It's pretty rare to be in a situation where getting a BSoD is a better outcome than the results you're actually getting, and you seem to be in the latter category; at least with a BSoD you'd have some crash data to sift through that has a reasonable chance of leading you to the culprit. I've read the thread, and you seem to have tried all the basics and some of the more advanced stuff through the help of the VMware community. The way the system does a hard lock-up makes me think there is something going on in kernel mode that is definitely not good (even if whatever it is is being prompted by some mundane user-mode code). Further, you can't really even say that VMware code is the cause, but possibly merely the catalyst. Kernels are complex beasts, and misbehaving code from one completely unrelated module can have ramifications on other code that at first seems to have no links at all.

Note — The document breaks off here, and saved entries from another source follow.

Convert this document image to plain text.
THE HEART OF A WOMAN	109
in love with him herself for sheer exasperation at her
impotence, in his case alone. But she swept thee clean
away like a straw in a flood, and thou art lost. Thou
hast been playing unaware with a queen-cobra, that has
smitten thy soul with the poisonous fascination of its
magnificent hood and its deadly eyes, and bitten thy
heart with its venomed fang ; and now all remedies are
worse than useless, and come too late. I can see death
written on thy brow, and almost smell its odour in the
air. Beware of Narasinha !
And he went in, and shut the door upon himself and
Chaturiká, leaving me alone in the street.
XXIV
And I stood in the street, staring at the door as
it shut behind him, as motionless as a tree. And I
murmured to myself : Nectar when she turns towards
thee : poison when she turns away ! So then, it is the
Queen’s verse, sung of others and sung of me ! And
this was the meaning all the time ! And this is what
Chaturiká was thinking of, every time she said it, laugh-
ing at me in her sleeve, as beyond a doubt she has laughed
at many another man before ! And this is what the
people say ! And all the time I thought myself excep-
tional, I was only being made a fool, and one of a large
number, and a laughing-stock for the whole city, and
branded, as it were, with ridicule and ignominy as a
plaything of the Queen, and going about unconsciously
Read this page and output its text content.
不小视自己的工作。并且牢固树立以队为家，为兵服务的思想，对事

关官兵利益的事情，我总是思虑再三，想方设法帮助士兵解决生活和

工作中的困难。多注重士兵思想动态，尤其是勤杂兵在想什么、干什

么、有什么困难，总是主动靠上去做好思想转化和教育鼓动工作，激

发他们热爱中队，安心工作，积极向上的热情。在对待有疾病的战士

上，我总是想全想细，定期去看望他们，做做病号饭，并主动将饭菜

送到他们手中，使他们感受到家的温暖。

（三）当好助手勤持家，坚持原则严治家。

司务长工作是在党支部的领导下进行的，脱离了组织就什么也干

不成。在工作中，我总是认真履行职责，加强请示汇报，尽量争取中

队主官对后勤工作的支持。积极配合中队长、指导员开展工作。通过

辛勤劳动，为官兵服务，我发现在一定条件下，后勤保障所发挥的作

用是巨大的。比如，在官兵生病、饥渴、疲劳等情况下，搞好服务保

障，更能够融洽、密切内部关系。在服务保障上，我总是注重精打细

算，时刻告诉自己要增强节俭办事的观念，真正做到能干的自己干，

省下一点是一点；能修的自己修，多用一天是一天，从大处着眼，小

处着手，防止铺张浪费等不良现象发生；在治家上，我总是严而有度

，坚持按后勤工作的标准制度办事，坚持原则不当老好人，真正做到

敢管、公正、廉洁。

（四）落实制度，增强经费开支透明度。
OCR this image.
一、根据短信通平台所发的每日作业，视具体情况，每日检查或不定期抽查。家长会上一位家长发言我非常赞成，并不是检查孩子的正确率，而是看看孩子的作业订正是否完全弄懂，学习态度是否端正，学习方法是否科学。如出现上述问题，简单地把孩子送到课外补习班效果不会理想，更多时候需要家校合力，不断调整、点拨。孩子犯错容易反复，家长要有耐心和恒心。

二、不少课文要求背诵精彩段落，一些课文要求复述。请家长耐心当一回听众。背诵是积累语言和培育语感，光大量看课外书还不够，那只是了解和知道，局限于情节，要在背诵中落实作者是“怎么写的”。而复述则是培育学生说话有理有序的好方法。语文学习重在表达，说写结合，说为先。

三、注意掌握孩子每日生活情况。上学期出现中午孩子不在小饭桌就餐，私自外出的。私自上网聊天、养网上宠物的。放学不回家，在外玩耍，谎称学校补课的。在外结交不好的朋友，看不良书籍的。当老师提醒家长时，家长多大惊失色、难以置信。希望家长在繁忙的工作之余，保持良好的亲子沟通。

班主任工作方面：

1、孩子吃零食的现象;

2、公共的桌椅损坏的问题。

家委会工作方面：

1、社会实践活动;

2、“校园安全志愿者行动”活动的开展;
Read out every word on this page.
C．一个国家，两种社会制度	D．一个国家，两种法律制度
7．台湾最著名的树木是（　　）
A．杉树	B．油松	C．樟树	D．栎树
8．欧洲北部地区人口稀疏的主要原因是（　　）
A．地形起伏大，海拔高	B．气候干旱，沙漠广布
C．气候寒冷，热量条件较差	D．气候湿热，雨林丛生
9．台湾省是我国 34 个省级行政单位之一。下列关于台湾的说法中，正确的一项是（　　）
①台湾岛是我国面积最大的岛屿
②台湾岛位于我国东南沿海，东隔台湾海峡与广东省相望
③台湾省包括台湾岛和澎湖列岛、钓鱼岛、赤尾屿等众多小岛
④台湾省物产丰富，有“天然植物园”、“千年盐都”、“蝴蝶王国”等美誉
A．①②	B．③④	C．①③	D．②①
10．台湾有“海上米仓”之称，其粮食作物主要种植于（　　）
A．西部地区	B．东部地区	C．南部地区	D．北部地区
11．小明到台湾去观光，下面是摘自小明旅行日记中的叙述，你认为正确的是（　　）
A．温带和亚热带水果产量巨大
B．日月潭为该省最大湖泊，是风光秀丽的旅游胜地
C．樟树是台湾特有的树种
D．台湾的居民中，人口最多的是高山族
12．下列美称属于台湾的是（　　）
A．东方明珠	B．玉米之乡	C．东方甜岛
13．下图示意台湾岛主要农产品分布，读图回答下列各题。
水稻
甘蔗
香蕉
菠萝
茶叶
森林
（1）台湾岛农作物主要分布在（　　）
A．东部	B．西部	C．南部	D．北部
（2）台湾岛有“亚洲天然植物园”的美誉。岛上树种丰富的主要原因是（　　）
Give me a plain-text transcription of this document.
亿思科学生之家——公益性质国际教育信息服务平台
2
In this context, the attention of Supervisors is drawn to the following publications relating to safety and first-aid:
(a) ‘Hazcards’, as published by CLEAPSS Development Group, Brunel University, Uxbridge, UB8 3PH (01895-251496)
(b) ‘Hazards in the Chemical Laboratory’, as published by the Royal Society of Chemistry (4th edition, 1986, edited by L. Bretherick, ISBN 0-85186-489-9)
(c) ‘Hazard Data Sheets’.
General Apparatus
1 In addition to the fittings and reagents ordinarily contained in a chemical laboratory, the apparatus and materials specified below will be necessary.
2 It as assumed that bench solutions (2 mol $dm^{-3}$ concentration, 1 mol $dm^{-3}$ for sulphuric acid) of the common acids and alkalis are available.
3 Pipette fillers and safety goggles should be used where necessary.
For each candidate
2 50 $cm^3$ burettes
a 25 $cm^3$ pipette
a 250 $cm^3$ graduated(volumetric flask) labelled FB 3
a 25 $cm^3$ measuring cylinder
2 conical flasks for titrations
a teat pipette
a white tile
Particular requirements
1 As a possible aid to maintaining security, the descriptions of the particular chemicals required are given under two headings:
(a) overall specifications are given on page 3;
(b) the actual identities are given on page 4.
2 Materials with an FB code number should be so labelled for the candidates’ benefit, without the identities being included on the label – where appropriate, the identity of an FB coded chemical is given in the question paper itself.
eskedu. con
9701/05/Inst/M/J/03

Seeing as the machine is not blue-screening, I'd suggest trying to MAKE it bluescreen. Follow these instructions to prepare your system:

Once completed, do a test to see if it works. If successful, I'd reproduce your VMware crash and see if you can force a memory dump using the above procedure. This, if it works, could provide valuable insight into exactly what is going on inside the kernel at the time of the freeze. It may be ambiguous at first, in which case, making several memory dumps and analyzing each, to see which similarities they have, particularly the last instructions on the stack, will help to determine if the code running before the crash is consistently similar or even identical. The driver responsible for calling the memory dump runs at a very high priority, so while the system may have frozen, elements of the system may still be responsive, even if they can't typically be interacted with directly by the user, which is why I'd hold some hope that this may work.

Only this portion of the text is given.